Chat Completions

The OpenAI Chat Completions endpoint is VM-X's broadest surface — every supported provider speaks it (natively or via conversion). Reach for it when:

Your application already uses the OpenAI SDK.
You want maximum provider portability (one shape works for OpenAI, Anthropic, Gemini, Groq, Perplexity, AWS Bedrock).
You don't need the typed-event streaming shape of /responses or the Anthropic-specific features (cache_control, extended thinking, server tools) of /anthropic/messages.

Endpoint

POST /v1/completion/{workspaceId}/{environmentId}/chat/completions

Headers:

Content-Type: application/json
Authorization: Bearer <vmx-api-key>

Request shape: standard OpenAI Chat Completions body, plus an optional vmx envelope. Use the VM-X resource name in model, not the upstream model id.

Quick start

Python (OpenAI SDK)
TypeScript (OpenAI SDK)
cURL

from openai import OpenAI

client = OpenAI(
    api_key="<vmx-api-key>",
    base_url="http://localhost:3000/v1/completion/<workspace>/<environment>",
)

response = client.chat.completions.create(
    model="my-resource",
    messages=[{"role": "user", "content": "Hello!"}],
)

print(response.choices[0].message.content)
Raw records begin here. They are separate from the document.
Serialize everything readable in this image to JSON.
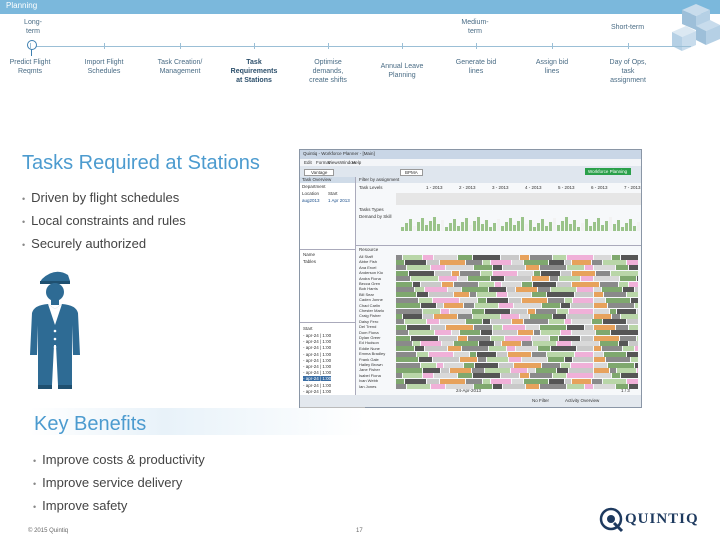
{
  "header": {
    "section_label": "Planning"
  },
  "timeline": {
    "long_term": "Long-\nterm",
    "medium_term": "Medium-\nterm",
    "short_term": "Short-term",
    "steps": [
      {
        "label": "Predict Flight Reqmts",
        "bold": false
      },
      {
        "label": "Import Flight Schedules",
        "bold": false
      },
      {
        "label": "Task Creation/ Management",
        "bold": false
      },
      {
        "label": "Task Requirements at Stations",
        "bold": true
      },
      {
        "label": "Optimise demands, create shifts",
        "bold": false
      },
      {
        "label": "Annual Leave Planning",
        "bold": false
      },
      {
        "label": "Generate bid lines",
        "bold": false
      },
      {
        "label": "Assign bid lines",
        "bold": false
      },
      {
        "label": "Day of Ops, task assignment",
        "bold": false
      }
    ]
  },
  "main": {
    "title": "Tasks Required at Stations",
    "bullets": [
      "Driven by flight schedules",
      "Local constraints and rules",
      "Securely authorized"
    ]
  },
  "benefits": {
    "title": "Key Benefits",
    "bullets": [
      "Improve costs & productivity",
      "Improve service delivery",
      "Improve safety"
    ]
  },
  "footer": {
    "copyright": "© 2015 Quintiq",
    "page_number": "17"
  },
  "logo": {
    "text": "QUINTIQ"
  },
  "screenshot": {
    "window_title": "Quintiq - Workforce Planner - [Main]",
    "menu": [
      "Edit",
      "Format",
      "Views",
      "Window",
      "Help"
    ],
    "toolbar_left": "Vantage",
    "toolbar_right": "BPMA",
    "green_button": "Workforce Planning",
    "filter_label": "Filter by assignment",
    "left_panel_title": "Task Overview",
    "left_panel_header": "Department",
    "left_panel_cols": [
      "Location",
      "Start"
    ],
    "left_panel_row": [
      "aug2013",
      "1 Apr 2013"
    ],
    "main_section1": "Task Levels",
    "main_section2": "Tasks Types",
    "main_section2_sub": "Demand by Skill",
    "detail_header": "Name",
    "detail_row": "Tables",
    "lower_list_header": "Start",
    "lower_list": [
      "- apr-24 | 1:00",
      "- apr-24 | 1:00",
      "- apr-24 | 1:00",
      "- apr-24 | 1:00",
      "- apr-24 | 1:00",
      "- apr-24 | 1:00",
      "- apr-24 | 1:00",
      "- apr-24 | 1:00",
      "- apr-24 | 1:00",
      "- apr-24 | 1:00",
      "- apr-24 | 1:00",
      "- apr-24 | 1:00"
    ],
    "timeline_dates": [
      "1 - 2013",
      "2 - 2013",
      "3 - 2013",
      "4 - 2013",
      "5 - 2013",
      "6 - 2013",
      "7 - 2013"
    ],
    "roster_header": "Resource",
    "roster": [
      "All Staff",
      "Abbe Fish",
      "Ana Ercel",
      "Anderson Kio",
      "Andra Fiona",
      "Becca Gren",
      "Bob Harris",
      "Bill Sear",
      "Caden Jonne",
      "Chad Carlin",
      "Chester Marlo",
      "Craig Fisher",
      "Daisy Fero",
      "Del Trend",
      "Dom Fiona",
      "Dylan Greer",
      "Ed Hudson",
      "Eddie Nune",
      "Emma Bradley",
      "Frank Gale",
      "Hailey Brown",
      "Jane Fisher",
      "Isabel Fiona",
      "Ivan Webb",
      "Ian Jones"
    ],
    "status_text": "No Filter",
    "status_text2": "Activity Overview",
    "bottom_date": "24-Apr-2013",
    "week_label": "1 / 3"
  },
  "colors": {
    "accent": "#4c9bcf",
    "topbar": "#7bb8dc",
    "green": "#2aa04a"
  },
  "icons": [
    "cube-logo-icon",
    "person-illustration",
    "quintiq-logo"
  ]
}
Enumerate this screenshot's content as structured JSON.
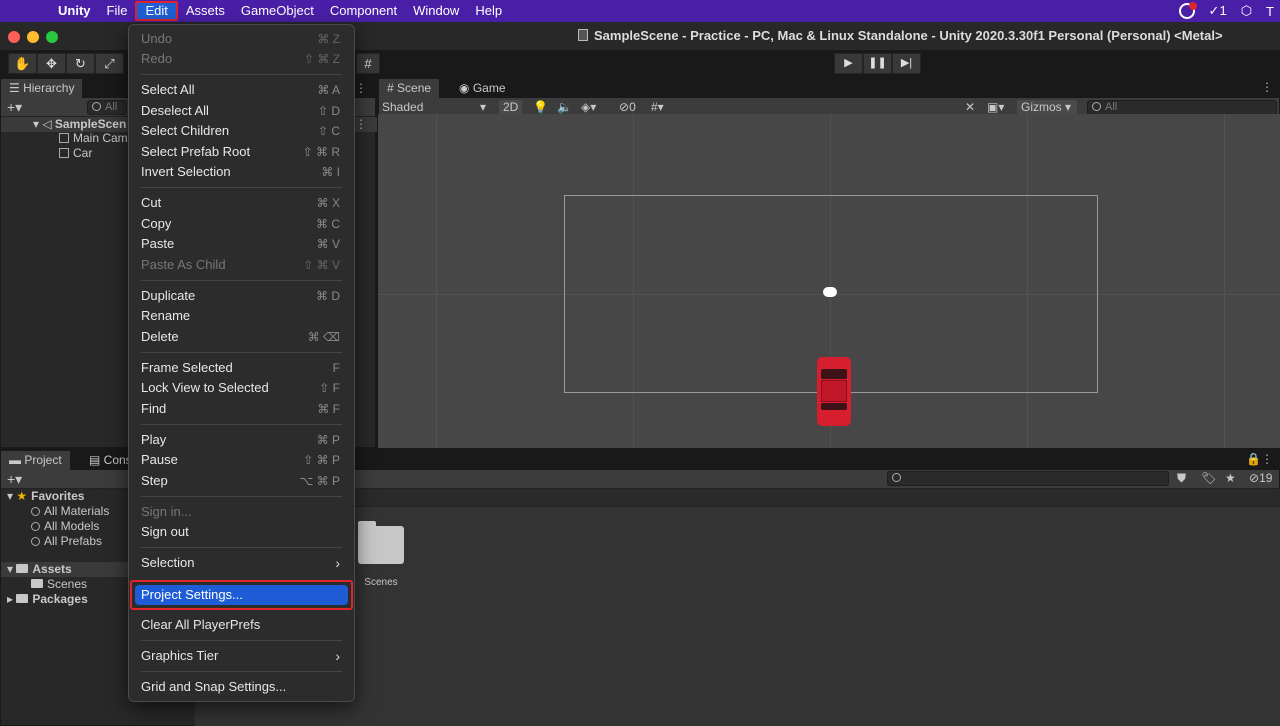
{
  "menubar": {
    "app": "Unity",
    "items": [
      "File",
      "Edit",
      "Assets",
      "GameObject",
      "Component",
      "Window",
      "Help"
    ],
    "right_badge": "1",
    "right_last": "T"
  },
  "window": {
    "title": "SampleScene - Practice - PC, Mac & Linux Standalone - Unity 2020.3.30f1 Personal (Personal) <Metal>"
  },
  "hierarchy": {
    "tab": "Hierarchy",
    "search_placeholder": "All",
    "scene": "SampleScen",
    "children": [
      "Main Cam",
      "Car"
    ]
  },
  "scene_view": {
    "tabs": [
      "Scene",
      "Game"
    ],
    "shading": "Shaded",
    "mode_2d": "2D",
    "hidden_count": "0",
    "gizmos": "Gizmos",
    "search_placeholder": "All"
  },
  "project": {
    "tabs": [
      "Project",
      "Consc"
    ],
    "favorites_label": "Favorites",
    "favorites": [
      "All Materials",
      "All Models",
      "All Prefabs"
    ],
    "assets_label": "Assets",
    "assets_children": [
      "Scenes"
    ],
    "packages_label": "Packages",
    "folder_item": "Scenes",
    "hidden_count": "19"
  },
  "edit_menu": {
    "items": [
      {
        "label": "Undo",
        "shortcut": "⌘ Z",
        "disabled": true
      },
      {
        "label": "Redo",
        "shortcut": "⇧ ⌘ Z",
        "disabled": true
      },
      {
        "label": "Select All",
        "shortcut": "⌘ A"
      },
      {
        "label": "Deselect All",
        "shortcut": "⇧ D"
      },
      {
        "label": "Select Children",
        "shortcut": "⇧ C"
      },
      {
        "label": "Select Prefab Root",
        "shortcut": "⇧ ⌘ R"
      },
      {
        "label": "Invert Selection",
        "shortcut": "⌘ I"
      },
      {
        "label": "Cut",
        "shortcut": "⌘ X"
      },
      {
        "label": "Copy",
        "shortcut": "⌘ C"
      },
      {
        "label": "Paste",
        "shortcut": "⌘ V"
      },
      {
        "label": "Paste As Child",
        "shortcut": "⇧ ⌘ V",
        "disabled": true
      },
      {
        "label": "Duplicate",
        "shortcut": "⌘ D"
      },
      {
        "label": "Rename",
        "shortcut": ""
      },
      {
        "label": "Delete",
        "shortcut": "⌘ ⌫"
      },
      {
        "label": "Frame Selected",
        "shortcut": "F"
      },
      {
        "label": "Lock View to Selected",
        "shortcut": "⇧ F"
      },
      {
        "label": "Find",
        "shortcut": "⌘ F"
      },
      {
        "label": "Play",
        "shortcut": "⌘ P"
      },
      {
        "label": "Pause",
        "shortcut": "⇧ ⌘ P"
      },
      {
        "label": "Step",
        "shortcut": "⌥ ⌘ P"
      },
      {
        "label": "Sign in...",
        "shortcut": "",
        "disabled": true
      },
      {
        "label": "Sign out",
        "shortcut": ""
      },
      {
        "label": "Selection",
        "shortcut": "",
        "submenu": true
      },
      {
        "label": "Project Settings...",
        "shortcut": "",
        "highlighted": true
      },
      {
        "label": "Clear All PlayerPrefs",
        "shortcut": ""
      },
      {
        "label": "Graphics Tier",
        "shortcut": "",
        "submenu": true
      },
      {
        "label": "Grid and Snap Settings...",
        "shortcut": ""
      }
    ]
  },
  "colors": {
    "menubar_bg": "#4a1fa8",
    "highlight": "#1d5cd4",
    "annotation_red": "#e0242b",
    "car_red": "#d51f2e"
  }
}
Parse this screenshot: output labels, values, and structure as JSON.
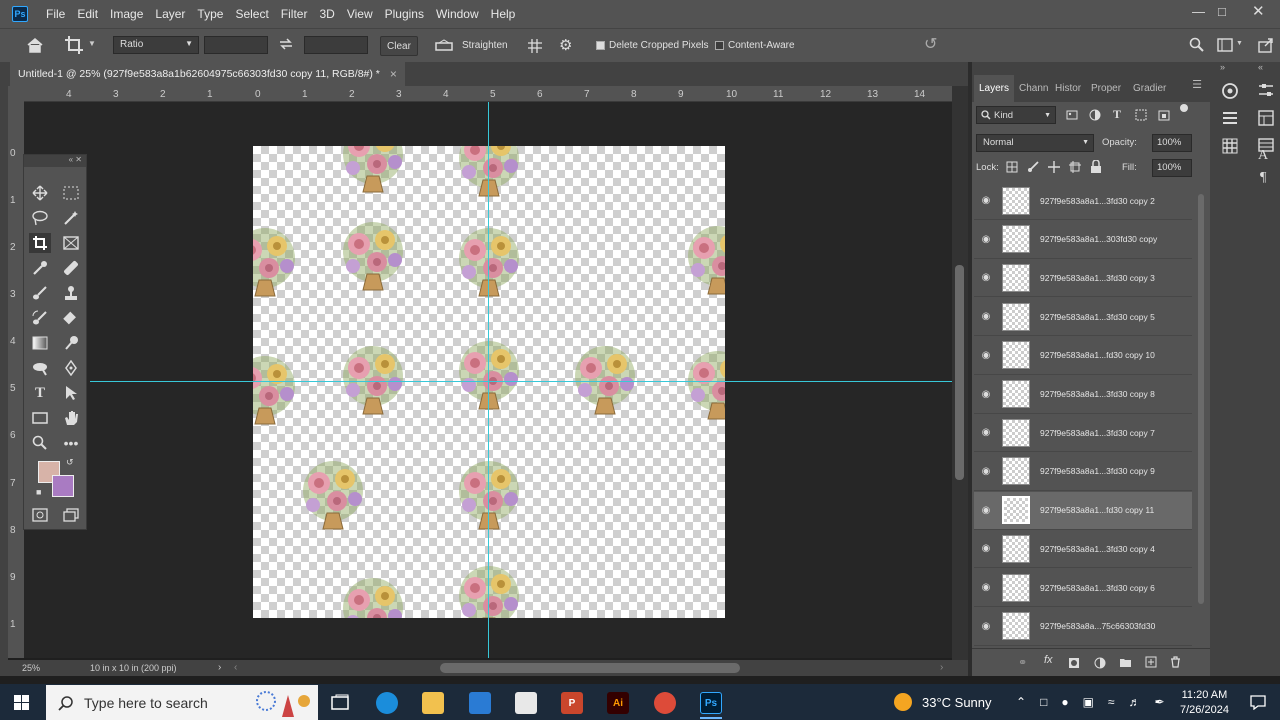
{
  "app": {
    "logo": "Ps",
    "menu": [
      "File",
      "Edit",
      "Image",
      "Layer",
      "Type",
      "Select",
      "Filter",
      "3D",
      "View",
      "Plugins",
      "Window",
      "Help"
    ]
  },
  "options": {
    "ratio_label": "Ratio",
    "clear_label": "Clear",
    "straighten_label": "Straighten",
    "delete_cropped_label": "Delete Cropped Pixels",
    "delete_cropped_checked": true,
    "content_aware_label": "Content-Aware",
    "content_aware_checked": false
  },
  "document": {
    "tab_title": "Untitled-1 @ 25% (927f9e583a8a1b62604975c66303fd30 copy 11, RGB/8#) *",
    "close_glyph": "×"
  },
  "rulers": {
    "h_ticks": [
      "4",
      "3",
      "2",
      "1",
      "0",
      "1",
      "2",
      "3",
      "4",
      "5",
      "6",
      "7",
      "8",
      "9",
      "10",
      "11",
      "12",
      "13",
      "14"
    ],
    "v_ticks": [
      "0",
      "1",
      "2",
      "3",
      "4",
      "5",
      "6",
      "7",
      "8",
      "9",
      "1"
    ]
  },
  "status": {
    "zoom": "25%",
    "doc_size": "10 in x 10 in (200 ppi)"
  },
  "panel": {
    "tabs": [
      "Layers",
      "Chann",
      "Histor",
      "Proper",
      "Gradier"
    ],
    "filter_kind": "Kind",
    "blend_mode": "Normal",
    "opacity_label": "Opacity:",
    "opacity_value": "100%",
    "lock_label": "Lock:",
    "fill_label": "Fill:",
    "fill_value": "100%",
    "layers": [
      {
        "name": "927f9e583a8a1...3fd30 copy 2",
        "selected": false
      },
      {
        "name": "927f9e583a8a1...303fd30 copy",
        "selected": false
      },
      {
        "name": "927f9e583a8a1...3fd30 copy 3",
        "selected": false
      },
      {
        "name": "927f9e583a8a1...3fd30 copy 5",
        "selected": false
      },
      {
        "name": "927f9e583a8a1...fd30 copy 10",
        "selected": false
      },
      {
        "name": "927f9e583a8a1...3fd30 copy 8",
        "selected": false
      },
      {
        "name": "927f9e583a8a1...3fd30 copy 7",
        "selected": false
      },
      {
        "name": "927f9e583a8a1...3fd30 copy 9",
        "selected": false
      },
      {
        "name": "927f9e583a8a1...fd30 copy 11",
        "selected": true
      },
      {
        "name": "927f9e583a8a1...3fd30 copy 4",
        "selected": false
      },
      {
        "name": "927f9e583a8a1...3fd30 copy 6",
        "selected": false
      },
      {
        "name": "927f9e583a8a...75c66303fd30",
        "selected": false
      }
    ]
  },
  "colors": {
    "foreground": "#d7b3a8",
    "background": "#a97bc2",
    "guide": "#38c8d8",
    "selection_row": "#696969"
  },
  "taskbar": {
    "search_placeholder": "Type here to search",
    "weather": "33°C  Sunny",
    "time": "11:20 AM",
    "date": "7/26/2024",
    "pinned": [
      "Ai",
      "Ps"
    ]
  }
}
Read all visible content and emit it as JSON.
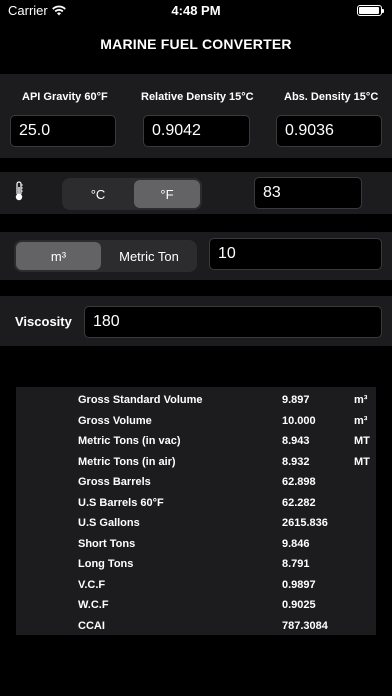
{
  "status_bar": {
    "carrier": "Carrier",
    "time": "4:48 PM",
    "battery_level": 0.95
  },
  "app_title": "MARINE FUEL CONVERTER",
  "density": {
    "api_gravity": {
      "label": "API Gravity 60°F",
      "value": "25.0"
    },
    "relative_density": {
      "label": "Relative Density 15°C",
      "value": "0.9042"
    },
    "abs_density": {
      "label": "Abs. Density 15°C",
      "value": "0.9036"
    }
  },
  "temperature": {
    "icon": "thermometer-icon",
    "units": [
      {
        "label": "°C",
        "selected": false
      },
      {
        "label": "°F",
        "selected": true
      }
    ],
    "value": "83"
  },
  "volume": {
    "units": [
      {
        "label": "m³",
        "selected": true
      },
      {
        "label": "Metric Ton",
        "selected": false
      }
    ],
    "value": "10"
  },
  "viscosity": {
    "label": "Viscosity",
    "value": "180"
  },
  "results": [
    {
      "label": "Gross Standard Volume",
      "value": "9.897",
      "unit": "m³"
    },
    {
      "label": "Gross Volume",
      "value": "10.000",
      "unit": "m³"
    },
    {
      "label": "Metric Tons (in vac)",
      "value": "8.943",
      "unit": "MT"
    },
    {
      "label": "Metric Tons (in air)",
      "value": "8.932",
      "unit": "MT"
    },
    {
      "label": "Gross Barrels",
      "value": "62.898",
      "unit": ""
    },
    {
      "label": "U.S Barrels 60°F",
      "value": "62.282",
      "unit": ""
    },
    {
      "label": "U.S Gallons",
      "value": "2615.836",
      "unit": ""
    },
    {
      "label": "Short Tons",
      "value": "9.846",
      "unit": ""
    },
    {
      "label": "Long Tons",
      "value": "8.791",
      "unit": ""
    },
    {
      "label": "V.C.F",
      "value": "0.9897",
      "unit": ""
    },
    {
      "label": "W.C.F",
      "value": "0.9025",
      "unit": ""
    },
    {
      "label": "CCAI",
      "value": "787.3084",
      "unit": ""
    }
  ]
}
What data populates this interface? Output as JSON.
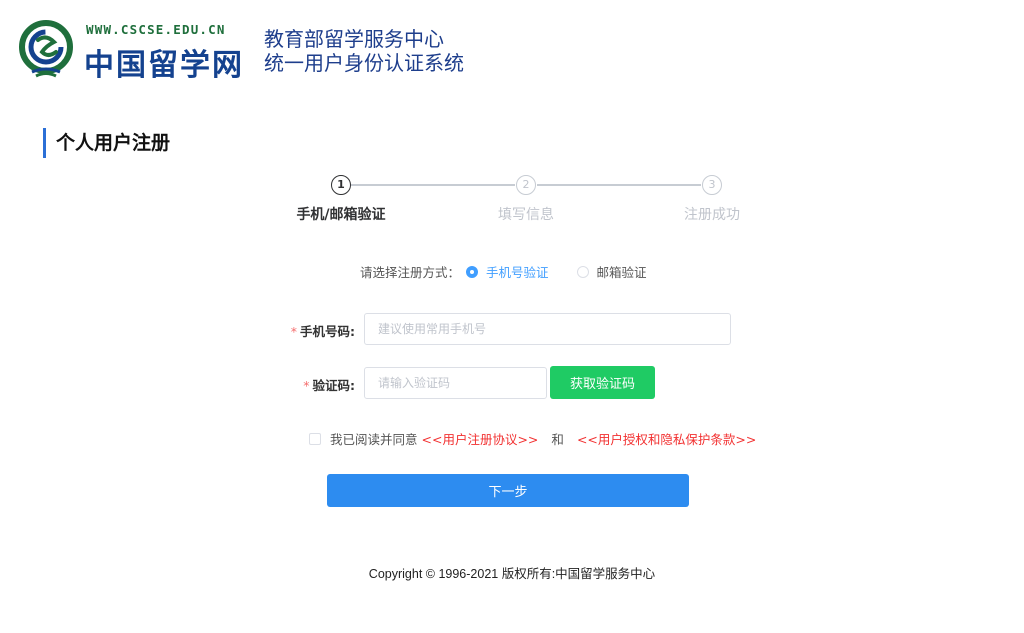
{
  "header": {
    "logo_url": "WWW.CSCSE.EDU.CN",
    "logo_name": "中国留学网",
    "system_line1": "教育部留学服务中心",
    "system_line2": "统一用户身份认证系统",
    "logo_icon": "cscse-emblem-icon",
    "colors": {
      "logo_green": "#1f6f3c",
      "logo_blue": "#14428f"
    }
  },
  "page_title": "个人用户注册",
  "steps": [
    {
      "number": "1",
      "label": "手机/邮箱验证",
      "state": "active"
    },
    {
      "number": "2",
      "label": "填写信息",
      "state": "inactive"
    },
    {
      "number": "3",
      "label": "注册成功",
      "state": "inactive"
    }
  ],
  "method": {
    "label": "请选择注册方式：",
    "options": [
      {
        "label": "手机号验证",
        "selected": true
      },
      {
        "label": "邮箱验证",
        "selected": false
      }
    ]
  },
  "form": {
    "required_mark": "*",
    "phone": {
      "label": "手机号码:",
      "value": "",
      "placeholder": "建议使用常用手机号"
    },
    "code": {
      "label": "验证码:",
      "value": "",
      "placeholder": "请输入验证码",
      "button": "获取验证码"
    }
  },
  "agreement": {
    "checked": false,
    "prefix": "我已阅读并同意",
    "link1": "<<用户注册协议>>",
    "and": "和",
    "link2": "<<用户授权和隐私保护条款>>"
  },
  "next_button": "下一步",
  "footer": "Copyright © 1996-2021 版权所有:中国留学服务中心",
  "colors": {
    "primary": "#2d8cf0",
    "green_button": "#1fcb64",
    "link_red": "#f23030",
    "radio_blue": "#409eff",
    "title_bar": "#2b6fd6"
  }
}
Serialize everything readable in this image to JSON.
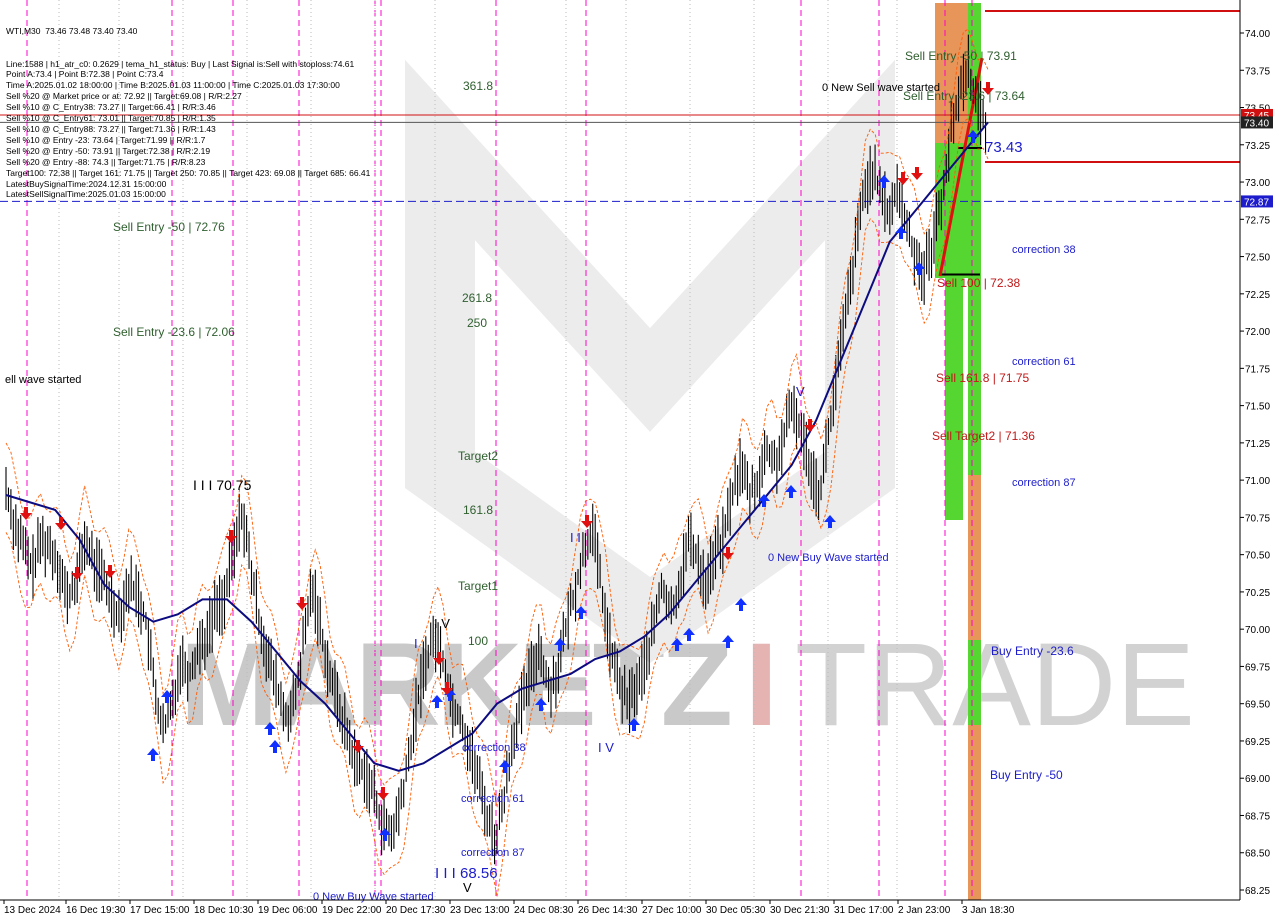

import OpenAI from 'openai';

const client = new OpenAI({
  apiKey: '<vmx-api-key>',
  baseURL: 'http://localhost:3000/v1/completion/<workspace>/<environment>',
});

const completion = await client.chat.completions.create({
  model: 'my-resource',
  messages: [{ role: 'user', content: 'Hello!' }],
});

console.log(completion.choices[0].message.content);

curl http://localhost:3000/v1/completion/<workspace>/<environment>/chat/completions \
  -H "Content-Type: application/json" \
  -H "Authorization: Bearer <vmx-api-key>" \
  -d '{
    "model": "my-resource",
    "messages": [{"role":"user","content":"Hello!"}]
  }'

Ad-hoc model addressing — `<connection_name>/<model>`

If you don't want to pre-create an AI Resource, pass <connection_name>/<model> in the model field. VM-X looks up the connection by name in this workspace/environment and dispatches directly to the upstream model on it. Useful for scratch work and one-off calls that don't need routing or a fallback chain.

Python (OpenAI SDK)
TypeScript (OpenAI SDK)
cURL

# "openai-prod" is the AI Connection name; "gpt-4o-mini" is the
# upstream OpenAI model id. No resource record required.
response = client.chat.completions.create(
    model="openai-prod/gpt-4o-mini",
    messages=[{"role": "user", "content": "Hello!"}],
)

const completion = await client.chat.completions.create({
  model: 'openai-prod/gpt-4o-mini',
  messages: [{ role: 'user', content: 'Hello!' }],
});

curl http://localhost:3000/v1/completion/<workspace>/<environment>/chat/completions \
  -H "Content-Type: application/json" \
  -H "Authorization: Bearer <vmx-api-key>" \
  -d '{
    "model": "openai-prod/gpt-4o-mini",
    "messages": [{"role":"user","content":"Hello!"}]
  }'

The first / is the separator; anything after it is the upstream model id verbatim — so bedrock-prod/anthropic.claude-3-5-sonnet-20241022-v2:0 works as you'd expect, including the trailing :0. If no connection of that name exists, VM-X falls back to looking the literal string up as a resource name, so resource names that legitimately contain / still resolve.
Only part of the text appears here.